Excerpt: Bandits and Liberals, Rebels and Saints

Alan Knight is emeritus professor of the history of Latin America at the University of Oxford. He is a renowned scholar of Mexican history, and his books have won awards such as the American Historical Association’s Beveridge Prize and the Bolton Prize for his two-volume study The Mexican Revolution, Volume 1: Porfirians, Liberals, and Peasants and The Mexican Revolution, Volume 2: Counter-revolution and Reconstruction, both available from the University of Nebraska Press. The following is an excerpt from his newest book, Bandits and Liberals, Rebels and Saints (Nebraska, 2022).

Chapter One

Back to Banditry

Eric Hobsbawm was, along with Victor Kiernan, the most cosmopolitan of the British Marxist historians. Though his earliest published work dealt with British labor history, his initial interest in French North Africa having been stymied by the outbreak of the Second World War, he soon diversified, chiefly to Europe but also to Asia, Africa, and the Americas, including Latin America. Apart from some firsthand research, chiefly on contemporary (1960s) Peru, his Latin American forays were based almost entirely on secondary sources. However, Hobsbawm had a proven knack for choosing good secondary sources on which to build his ambitious surveys, so his work, while bullish and broad-brush in approach, is not strewn with the errors and simplifications that often mar such works of synthesis.

At least three major concepts of Hobsbawmian provenance have entered the Latin American historiographical mainstream: the general crisis of the seventeenth century; the invention of tradition; and, as a subset of primitive/“prepolitical” rebellion, social banditry, which has been the subject of some lively debate. His book Bandits—the more popular follow-up to Primitive Rebels—focused heavily on Europe, but it contains several references to Latin American cases, and in some recent editions, Pancho Villa, the celebrated Mexican bandit turned revolutionary, graces the cover. (More surprisingly, a recent Spanish version of Rebeldes primitivos 25 carries on its cover what looks suspiciously like a Mexican-revolutionary scene, which is very odd, since the Mexican revolutionaries—being “revolutionaries” rather than “prepolitical” rebels—were quite rightly absent from the pages of Primitive Rebels.)
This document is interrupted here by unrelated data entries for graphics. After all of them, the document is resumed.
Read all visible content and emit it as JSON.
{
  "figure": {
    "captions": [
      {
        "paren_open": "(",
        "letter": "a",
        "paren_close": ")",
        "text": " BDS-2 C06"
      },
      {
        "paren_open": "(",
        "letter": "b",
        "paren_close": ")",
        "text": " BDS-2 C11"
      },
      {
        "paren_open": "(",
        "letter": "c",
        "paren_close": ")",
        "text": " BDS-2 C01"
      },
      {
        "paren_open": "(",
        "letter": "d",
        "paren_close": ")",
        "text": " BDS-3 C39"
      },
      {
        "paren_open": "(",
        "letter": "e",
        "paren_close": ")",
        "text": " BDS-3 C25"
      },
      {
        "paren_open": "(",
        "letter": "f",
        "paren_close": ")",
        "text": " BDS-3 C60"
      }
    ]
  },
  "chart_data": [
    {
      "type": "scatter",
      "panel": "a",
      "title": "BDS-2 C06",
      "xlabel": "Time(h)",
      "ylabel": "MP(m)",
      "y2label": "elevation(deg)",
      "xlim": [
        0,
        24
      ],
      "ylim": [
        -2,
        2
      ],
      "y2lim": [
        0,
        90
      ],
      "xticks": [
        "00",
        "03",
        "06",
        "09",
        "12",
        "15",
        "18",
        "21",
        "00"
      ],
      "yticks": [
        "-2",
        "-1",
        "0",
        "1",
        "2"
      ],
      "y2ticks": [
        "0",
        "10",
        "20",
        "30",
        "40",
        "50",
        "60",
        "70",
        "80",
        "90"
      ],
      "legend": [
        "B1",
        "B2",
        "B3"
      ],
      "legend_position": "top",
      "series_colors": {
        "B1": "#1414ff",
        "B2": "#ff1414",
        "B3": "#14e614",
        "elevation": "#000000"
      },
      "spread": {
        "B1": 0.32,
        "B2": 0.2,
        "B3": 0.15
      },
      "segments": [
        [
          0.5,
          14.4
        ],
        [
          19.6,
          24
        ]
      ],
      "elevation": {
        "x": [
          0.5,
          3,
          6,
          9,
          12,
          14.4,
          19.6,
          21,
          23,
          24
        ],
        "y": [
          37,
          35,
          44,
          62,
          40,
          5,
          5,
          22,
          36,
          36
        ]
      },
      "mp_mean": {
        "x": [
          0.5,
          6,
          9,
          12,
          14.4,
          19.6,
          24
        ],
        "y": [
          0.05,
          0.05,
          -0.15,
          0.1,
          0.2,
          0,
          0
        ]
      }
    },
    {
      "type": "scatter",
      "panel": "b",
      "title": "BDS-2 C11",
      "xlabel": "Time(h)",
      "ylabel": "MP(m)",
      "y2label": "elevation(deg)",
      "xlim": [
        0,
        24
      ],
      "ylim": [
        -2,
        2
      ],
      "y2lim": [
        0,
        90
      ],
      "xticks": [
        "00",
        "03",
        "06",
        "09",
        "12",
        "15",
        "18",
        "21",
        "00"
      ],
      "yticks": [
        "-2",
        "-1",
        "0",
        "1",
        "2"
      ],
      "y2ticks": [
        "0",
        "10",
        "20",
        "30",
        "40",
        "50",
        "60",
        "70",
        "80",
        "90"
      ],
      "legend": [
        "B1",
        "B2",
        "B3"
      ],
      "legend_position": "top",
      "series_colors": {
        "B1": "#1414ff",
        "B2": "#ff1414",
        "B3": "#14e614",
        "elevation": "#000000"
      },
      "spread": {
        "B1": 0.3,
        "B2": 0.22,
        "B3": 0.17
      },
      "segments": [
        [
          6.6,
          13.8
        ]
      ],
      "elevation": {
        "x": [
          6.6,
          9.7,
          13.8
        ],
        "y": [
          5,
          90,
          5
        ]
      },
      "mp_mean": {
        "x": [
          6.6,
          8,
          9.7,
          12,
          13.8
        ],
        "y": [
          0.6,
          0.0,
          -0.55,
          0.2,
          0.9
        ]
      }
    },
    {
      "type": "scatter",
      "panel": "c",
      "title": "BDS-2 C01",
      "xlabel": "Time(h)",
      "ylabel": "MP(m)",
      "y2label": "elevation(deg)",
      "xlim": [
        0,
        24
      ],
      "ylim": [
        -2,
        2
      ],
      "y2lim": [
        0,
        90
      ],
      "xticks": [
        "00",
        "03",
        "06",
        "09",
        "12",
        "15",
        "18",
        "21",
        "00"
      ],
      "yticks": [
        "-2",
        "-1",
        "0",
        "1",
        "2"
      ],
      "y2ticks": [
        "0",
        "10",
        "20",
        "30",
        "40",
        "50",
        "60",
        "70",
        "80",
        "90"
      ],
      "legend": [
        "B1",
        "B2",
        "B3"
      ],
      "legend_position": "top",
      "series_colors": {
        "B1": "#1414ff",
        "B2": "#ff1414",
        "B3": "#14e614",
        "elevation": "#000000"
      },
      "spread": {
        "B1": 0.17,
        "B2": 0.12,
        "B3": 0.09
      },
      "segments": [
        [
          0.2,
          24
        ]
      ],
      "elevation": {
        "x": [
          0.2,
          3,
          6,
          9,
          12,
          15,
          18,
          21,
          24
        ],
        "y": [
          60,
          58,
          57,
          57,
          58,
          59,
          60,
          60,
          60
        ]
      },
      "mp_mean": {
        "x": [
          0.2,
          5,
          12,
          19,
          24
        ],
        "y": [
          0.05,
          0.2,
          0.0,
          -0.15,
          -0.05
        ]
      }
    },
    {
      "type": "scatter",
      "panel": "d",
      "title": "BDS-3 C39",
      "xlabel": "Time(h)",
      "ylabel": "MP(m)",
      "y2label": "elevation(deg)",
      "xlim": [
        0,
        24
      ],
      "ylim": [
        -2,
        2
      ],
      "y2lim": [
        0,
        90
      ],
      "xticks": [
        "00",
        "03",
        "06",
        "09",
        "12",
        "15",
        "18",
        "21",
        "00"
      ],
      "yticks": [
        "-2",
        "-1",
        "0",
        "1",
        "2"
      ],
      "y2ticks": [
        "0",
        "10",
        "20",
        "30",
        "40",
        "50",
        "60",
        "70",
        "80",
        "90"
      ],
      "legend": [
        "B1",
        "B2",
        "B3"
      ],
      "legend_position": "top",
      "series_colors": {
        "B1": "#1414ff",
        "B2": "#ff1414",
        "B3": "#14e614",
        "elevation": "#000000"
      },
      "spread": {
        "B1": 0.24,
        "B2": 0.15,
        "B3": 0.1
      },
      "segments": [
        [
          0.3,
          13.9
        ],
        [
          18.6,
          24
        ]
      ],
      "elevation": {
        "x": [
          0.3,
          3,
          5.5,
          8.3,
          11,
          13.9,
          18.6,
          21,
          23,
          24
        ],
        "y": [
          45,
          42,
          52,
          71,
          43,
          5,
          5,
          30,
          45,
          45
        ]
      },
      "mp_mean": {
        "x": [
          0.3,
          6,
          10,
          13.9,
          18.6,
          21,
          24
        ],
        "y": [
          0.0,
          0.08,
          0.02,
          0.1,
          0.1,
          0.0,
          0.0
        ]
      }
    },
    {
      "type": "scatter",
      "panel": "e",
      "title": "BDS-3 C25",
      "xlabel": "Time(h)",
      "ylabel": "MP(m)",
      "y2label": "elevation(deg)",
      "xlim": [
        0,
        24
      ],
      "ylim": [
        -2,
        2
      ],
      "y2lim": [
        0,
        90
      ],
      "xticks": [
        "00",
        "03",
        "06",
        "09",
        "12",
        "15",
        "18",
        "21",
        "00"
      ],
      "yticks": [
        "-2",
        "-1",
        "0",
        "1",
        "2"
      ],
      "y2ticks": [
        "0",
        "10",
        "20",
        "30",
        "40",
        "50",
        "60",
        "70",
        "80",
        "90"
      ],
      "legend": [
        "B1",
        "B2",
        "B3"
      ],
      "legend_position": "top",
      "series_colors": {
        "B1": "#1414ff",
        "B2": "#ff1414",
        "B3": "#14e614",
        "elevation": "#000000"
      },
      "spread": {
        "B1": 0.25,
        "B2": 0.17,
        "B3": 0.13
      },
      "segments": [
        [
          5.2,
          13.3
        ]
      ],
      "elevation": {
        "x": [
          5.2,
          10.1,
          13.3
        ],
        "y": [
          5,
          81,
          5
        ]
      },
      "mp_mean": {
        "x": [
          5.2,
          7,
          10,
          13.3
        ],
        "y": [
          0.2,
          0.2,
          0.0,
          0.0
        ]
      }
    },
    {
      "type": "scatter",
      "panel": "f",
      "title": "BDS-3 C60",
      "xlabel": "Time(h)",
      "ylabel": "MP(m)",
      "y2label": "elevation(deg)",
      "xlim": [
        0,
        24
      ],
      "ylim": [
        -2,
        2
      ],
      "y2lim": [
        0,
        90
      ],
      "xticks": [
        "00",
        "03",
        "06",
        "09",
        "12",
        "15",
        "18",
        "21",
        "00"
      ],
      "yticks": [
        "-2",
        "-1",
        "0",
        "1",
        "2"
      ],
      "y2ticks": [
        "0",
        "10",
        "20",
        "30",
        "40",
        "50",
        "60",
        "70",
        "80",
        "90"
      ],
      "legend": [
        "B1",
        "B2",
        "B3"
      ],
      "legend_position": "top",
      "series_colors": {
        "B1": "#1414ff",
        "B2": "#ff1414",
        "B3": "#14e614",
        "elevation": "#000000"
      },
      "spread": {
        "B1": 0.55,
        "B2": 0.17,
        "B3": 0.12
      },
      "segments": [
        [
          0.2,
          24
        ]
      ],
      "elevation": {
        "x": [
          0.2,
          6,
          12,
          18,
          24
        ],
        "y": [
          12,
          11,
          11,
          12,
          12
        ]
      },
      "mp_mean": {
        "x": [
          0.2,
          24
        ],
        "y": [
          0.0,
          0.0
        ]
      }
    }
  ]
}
Whatever one might think about Hobsbawm’s discussion of banditry and its contribution to Latin American history, we should recognize at the outset that it served to bring bandits in from the cold, rescuing them from the clutches of romantics and folklorists. That sort of rescue of “sub[1]altern” actors from the “enormous condescension of posterity,” once it’s done, can begin to appear natural, a statement of the historiographically obvious; thus, we may underestimate the original novelty of the approach and the credit that is due for introducing a (historiographical) novelty and successfully naturalizing it.

The key novelty was the concept of social banditry, that is, of banditry that had a strongly social dimension, involving popular support, and that made banditry a form of popular resistance (or, indeed, “primitive rebellion”). On the basis of wide, if sometimes rather superficial, reading (which, in Bandits, now encompassed the world, including Brazil, Mexico, and Peru), Hobsbawm argued that this was a global phenomenon, displaying common features regarding bandit organization, motivation, recruitment, and modus operandi. Some generalizations display a characteristic Hobsbawmian chutzpah, for example, the breezy generalization that “the bulk of bandits speak no kind of argot but simply a version of the local peasant dialect” or—perhaps my favorite—when Hobsbawm tosses off a reference to “the well-known [sic] Bulgarian ballad . . . ‘Stoian and Nedelia.’”

It was a tribute to the appeal and originality of the work—both Primitive Rebels and, even more, Bandits—that it provoked plenty of comment, a good deal of it critical. Several critics pointed out, correctly, that Hobsbawm had relied almost entirely on secondary sources; that these were often literary (in the broad sense: novels, poems, ballads); and that available primary sources, notably, police and similar government documents, were largely neglected, even when they were accessible. Thus, when Hobsbawm boldly states that “the documents are unanimous,” one may reasonably ask which documents and how comprehensive Hobsbawm’s search for “documents” had been. Sources mattered because, it was further alleged, Hobsbawm’s reliance on literary texts seriously distorted reality. And in his case, reality mattered: given his robust defense of empirical history, he could hardly plead a fashionable postmodern indifference to positivistic facts. Indeed, Hobsbawm recognized that myths about the “noble bandit” could mislead, and “in all cases we need independent evidence of his actions.”